Well, it's not "without filtering". There's a picture of an op amp lineup
and that particular op amp is pretty slew rate, drive and bandwidth
limited. A whole mess of poles. You might look at what 10X and 1/10
the square fundamental frequency look like.

Raised cosine is fancy math-mouth for "what you get when you put a
digital signal through a few poles" - not the other way around. Who
cares in RF land about whether the sine or cosine is raised? Nobody,
other than that they have to DC-block it now. But radio guys don't want
to hear about bit rate and volts P-P, so parts makers humor them and
tell the same thing in dBm and GHz but now we have to pretend that
the signal is a radio signal so, yeah, throw some math jargon at the
degraded square wave too.

Sorry, I couldn't get your remark well on how it relates what I presented here to RF.
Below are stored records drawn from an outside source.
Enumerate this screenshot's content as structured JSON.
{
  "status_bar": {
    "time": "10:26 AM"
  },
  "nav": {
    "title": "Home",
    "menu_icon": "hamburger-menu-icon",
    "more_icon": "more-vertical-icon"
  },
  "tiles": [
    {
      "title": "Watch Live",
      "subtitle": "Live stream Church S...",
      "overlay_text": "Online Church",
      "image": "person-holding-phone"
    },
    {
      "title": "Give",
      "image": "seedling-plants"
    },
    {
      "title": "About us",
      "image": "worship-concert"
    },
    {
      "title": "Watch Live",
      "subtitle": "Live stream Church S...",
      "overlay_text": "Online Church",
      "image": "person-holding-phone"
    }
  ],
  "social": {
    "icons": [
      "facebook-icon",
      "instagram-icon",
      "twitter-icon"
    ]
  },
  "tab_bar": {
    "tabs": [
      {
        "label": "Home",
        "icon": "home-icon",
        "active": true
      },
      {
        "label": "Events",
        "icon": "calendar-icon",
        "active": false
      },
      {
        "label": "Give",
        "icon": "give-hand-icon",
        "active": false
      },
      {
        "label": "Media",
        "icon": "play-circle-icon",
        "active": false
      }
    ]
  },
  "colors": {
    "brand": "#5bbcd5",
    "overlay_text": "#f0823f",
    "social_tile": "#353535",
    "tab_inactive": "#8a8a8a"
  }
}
This hardware is just for relatively low frequencies and doesn't use the concept of the raised cosine filters likely made for the digital RF transmissions.

A comparison between the spectrum of the squarewave and the generated raised cosine waveform (above) (by using the LTspice FFT, for example) shows how the amplitudes of the harmonics are reduced to a great extent (just by shaping properly the rise and fall edges with 2 back-to-back diodes).